137 So. 2d 906 | Miss. | 1962

McGehee, C. J.

The appellant, George Ramphrey, Jr., and the appellee, Mrs. Neva Ramphrey, were married on April 27, *1861947, in Washington County, Mississippi. They lived together pursuant to the said marriage for a period of more than eleven years and there were two children horn of this marriage. Finally the appellee filed suit for an obtained a divorce from the appellant on the ground of habitual cruel and inhuman treatment, was awarded the custody of the two children and an allowance of $100 per month or $50 for each of the said children per month.

It later developed that the appellee obtained a divorce from her former husband, Leroy Jackson, on June 23, 1947. The proof discloses that Leroy Jackson was living in the State of California at the time Neva obtained her divorce from him in the State of Arkansas under the “quickie” divorce laws of that state.

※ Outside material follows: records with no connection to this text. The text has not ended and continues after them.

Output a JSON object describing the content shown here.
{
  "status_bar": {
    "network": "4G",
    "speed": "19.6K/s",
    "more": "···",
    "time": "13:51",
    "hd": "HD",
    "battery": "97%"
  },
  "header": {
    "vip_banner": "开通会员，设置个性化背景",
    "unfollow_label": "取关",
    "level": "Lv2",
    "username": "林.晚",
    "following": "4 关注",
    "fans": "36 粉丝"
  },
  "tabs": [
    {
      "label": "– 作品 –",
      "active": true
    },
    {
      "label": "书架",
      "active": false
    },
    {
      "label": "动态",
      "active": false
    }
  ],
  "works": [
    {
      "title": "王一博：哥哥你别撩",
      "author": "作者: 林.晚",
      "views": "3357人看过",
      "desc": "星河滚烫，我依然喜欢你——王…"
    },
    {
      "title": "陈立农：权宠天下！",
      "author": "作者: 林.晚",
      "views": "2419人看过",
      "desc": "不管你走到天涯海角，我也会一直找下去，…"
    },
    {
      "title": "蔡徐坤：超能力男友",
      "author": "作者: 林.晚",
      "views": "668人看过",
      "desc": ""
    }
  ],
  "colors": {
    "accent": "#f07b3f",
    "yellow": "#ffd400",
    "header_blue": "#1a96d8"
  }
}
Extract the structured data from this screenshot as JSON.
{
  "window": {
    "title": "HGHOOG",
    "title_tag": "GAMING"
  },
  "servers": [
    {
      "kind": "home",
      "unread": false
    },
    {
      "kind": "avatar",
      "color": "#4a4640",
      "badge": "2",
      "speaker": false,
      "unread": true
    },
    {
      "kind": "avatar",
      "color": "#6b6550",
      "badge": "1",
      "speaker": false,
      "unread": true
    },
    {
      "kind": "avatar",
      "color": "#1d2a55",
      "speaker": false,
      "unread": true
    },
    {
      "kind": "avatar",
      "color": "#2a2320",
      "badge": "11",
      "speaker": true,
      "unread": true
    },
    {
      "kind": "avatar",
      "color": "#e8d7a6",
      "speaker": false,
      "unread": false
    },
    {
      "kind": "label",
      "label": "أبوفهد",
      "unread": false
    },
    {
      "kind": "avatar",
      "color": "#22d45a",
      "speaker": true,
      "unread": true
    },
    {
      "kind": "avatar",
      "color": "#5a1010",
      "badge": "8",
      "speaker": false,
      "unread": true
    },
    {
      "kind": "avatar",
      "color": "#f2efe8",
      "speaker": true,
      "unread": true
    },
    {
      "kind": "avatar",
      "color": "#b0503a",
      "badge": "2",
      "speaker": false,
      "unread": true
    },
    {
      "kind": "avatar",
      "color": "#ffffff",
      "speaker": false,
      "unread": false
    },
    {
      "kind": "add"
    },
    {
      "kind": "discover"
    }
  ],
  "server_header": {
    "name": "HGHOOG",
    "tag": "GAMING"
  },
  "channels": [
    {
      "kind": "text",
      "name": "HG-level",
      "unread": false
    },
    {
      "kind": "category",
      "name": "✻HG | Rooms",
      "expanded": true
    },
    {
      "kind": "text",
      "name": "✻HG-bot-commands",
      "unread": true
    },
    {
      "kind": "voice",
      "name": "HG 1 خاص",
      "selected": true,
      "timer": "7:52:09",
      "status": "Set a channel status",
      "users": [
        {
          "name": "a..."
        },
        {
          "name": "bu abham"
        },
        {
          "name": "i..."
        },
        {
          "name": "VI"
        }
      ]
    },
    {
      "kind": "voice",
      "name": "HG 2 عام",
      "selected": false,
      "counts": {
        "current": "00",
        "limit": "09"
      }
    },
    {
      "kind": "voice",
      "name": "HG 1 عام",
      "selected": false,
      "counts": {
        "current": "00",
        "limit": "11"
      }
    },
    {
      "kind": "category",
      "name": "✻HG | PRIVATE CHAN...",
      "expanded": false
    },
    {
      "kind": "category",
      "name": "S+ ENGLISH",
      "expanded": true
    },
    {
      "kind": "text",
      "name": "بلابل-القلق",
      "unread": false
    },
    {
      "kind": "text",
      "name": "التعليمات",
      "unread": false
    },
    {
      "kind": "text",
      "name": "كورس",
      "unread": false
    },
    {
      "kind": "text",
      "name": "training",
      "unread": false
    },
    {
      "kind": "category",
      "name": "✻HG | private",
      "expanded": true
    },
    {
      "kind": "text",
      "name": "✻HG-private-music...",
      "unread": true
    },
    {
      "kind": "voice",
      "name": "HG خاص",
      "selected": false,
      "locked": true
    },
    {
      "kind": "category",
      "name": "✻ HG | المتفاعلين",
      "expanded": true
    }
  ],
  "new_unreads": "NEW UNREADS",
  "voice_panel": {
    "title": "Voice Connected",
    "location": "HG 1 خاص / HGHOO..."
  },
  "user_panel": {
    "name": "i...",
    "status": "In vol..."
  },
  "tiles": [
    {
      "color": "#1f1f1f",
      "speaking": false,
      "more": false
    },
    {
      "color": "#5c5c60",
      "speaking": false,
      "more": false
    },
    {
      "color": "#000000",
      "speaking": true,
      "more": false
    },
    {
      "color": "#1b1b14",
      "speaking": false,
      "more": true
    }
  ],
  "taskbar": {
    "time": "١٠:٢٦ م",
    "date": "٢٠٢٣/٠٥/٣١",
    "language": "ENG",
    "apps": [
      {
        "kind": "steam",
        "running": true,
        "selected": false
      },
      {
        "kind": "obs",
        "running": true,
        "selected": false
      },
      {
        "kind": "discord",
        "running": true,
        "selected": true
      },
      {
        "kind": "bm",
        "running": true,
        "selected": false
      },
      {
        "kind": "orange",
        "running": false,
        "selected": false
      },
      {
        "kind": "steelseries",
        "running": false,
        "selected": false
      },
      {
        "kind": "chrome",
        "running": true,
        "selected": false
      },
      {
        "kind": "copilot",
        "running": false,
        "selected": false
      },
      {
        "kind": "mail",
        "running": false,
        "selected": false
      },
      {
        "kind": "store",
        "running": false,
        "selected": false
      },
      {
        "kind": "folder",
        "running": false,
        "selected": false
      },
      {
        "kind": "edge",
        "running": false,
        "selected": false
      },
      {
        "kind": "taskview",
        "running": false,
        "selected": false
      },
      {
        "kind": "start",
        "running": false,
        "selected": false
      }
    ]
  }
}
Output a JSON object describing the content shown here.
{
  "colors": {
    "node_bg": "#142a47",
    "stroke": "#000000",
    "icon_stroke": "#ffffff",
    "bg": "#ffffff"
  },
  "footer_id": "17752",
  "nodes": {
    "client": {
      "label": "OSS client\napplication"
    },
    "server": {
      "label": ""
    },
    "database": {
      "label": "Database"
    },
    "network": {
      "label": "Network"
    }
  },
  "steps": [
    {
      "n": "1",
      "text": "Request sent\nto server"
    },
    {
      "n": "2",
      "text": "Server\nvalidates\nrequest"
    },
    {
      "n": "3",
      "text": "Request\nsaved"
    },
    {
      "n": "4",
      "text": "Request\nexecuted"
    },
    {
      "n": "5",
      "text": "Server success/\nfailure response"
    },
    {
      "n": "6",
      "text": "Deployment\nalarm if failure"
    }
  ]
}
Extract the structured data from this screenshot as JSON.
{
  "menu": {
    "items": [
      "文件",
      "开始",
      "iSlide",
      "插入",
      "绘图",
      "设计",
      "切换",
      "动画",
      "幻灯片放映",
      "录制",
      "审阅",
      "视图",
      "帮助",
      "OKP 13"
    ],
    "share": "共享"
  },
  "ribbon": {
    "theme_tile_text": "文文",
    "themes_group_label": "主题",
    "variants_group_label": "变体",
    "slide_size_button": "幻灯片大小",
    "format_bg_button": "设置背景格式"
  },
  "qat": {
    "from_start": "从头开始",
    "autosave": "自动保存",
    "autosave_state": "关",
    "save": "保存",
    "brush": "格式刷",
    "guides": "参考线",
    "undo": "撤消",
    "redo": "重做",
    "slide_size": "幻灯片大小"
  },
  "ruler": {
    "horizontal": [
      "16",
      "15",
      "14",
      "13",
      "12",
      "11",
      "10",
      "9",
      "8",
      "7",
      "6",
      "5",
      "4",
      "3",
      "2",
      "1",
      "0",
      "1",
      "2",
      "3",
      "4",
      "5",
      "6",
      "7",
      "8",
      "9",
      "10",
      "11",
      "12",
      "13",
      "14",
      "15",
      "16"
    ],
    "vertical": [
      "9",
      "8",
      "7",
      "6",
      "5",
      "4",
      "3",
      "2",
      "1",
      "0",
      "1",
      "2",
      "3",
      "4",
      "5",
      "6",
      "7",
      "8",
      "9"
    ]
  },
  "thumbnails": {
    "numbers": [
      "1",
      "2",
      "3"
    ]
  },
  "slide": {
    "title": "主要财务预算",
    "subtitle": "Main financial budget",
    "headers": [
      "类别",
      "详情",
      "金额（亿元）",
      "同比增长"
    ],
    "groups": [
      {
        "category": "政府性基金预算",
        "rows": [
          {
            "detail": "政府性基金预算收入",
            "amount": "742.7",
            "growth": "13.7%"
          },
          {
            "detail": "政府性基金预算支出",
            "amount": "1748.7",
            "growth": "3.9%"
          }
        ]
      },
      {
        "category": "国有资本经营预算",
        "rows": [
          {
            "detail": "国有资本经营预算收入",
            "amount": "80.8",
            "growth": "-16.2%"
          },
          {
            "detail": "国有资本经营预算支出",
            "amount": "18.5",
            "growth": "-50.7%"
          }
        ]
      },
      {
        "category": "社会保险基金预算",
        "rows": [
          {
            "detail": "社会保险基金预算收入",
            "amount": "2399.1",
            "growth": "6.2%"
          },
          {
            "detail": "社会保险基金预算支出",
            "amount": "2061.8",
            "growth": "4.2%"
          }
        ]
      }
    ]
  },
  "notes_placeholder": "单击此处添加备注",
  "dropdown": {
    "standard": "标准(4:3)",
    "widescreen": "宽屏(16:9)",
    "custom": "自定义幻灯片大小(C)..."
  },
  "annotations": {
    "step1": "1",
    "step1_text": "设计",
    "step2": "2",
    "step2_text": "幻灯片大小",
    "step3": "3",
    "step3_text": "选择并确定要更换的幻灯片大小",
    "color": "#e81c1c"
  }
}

Neva later cited the appellant for contempt of court in failing to meet the payments of alimony for the support of their two children. However the chancellor found and adjudicated that George was not in contempt of the court. Later he filed a petition to set aside the decree of divorce which had been granted to the appellee and to cancel the decree for the payment of alimony for the support of the two children, and wherein the decree also awarded the custody of the children to the appellee.

The trial court denied the relief sought by this petition and the husband appeals. The theory of his petition was that he was not legally married to the appellee on April 27, 1947, since she had not at that time been divorced from her former husband, Leroy Jackson, but obtained the divorce in Arkansas after her marriage to the appellant.

The presumption of the validity of a subsequent or last marriage is one of the strongest presumptions known to the law. It was, therefore, incumbent upon George Ramphrey, the petitioner seeking to set aside the decree of divorce from the appellee, to show that Leroy Jackson had not obtained a divorce in the State *187of California prior to the marriage of the appellee to the appellant or that Leroy Jackson was not living at the time of the appellant’s marriage to the appellee. The appellant frankly admitted that he had never seen Leroy Jackson and that he did not know whether he was dead or that if living, he had not obtained a divorce from the appellee at the time of the marriage of the appellant and the appellee on April 27, 1947. Therefore the decree appealed from must be and the same is hereby affirmed.

Affirmed.

Kyle, Arrington, Ethridge, and Gillespie, JJ., concur.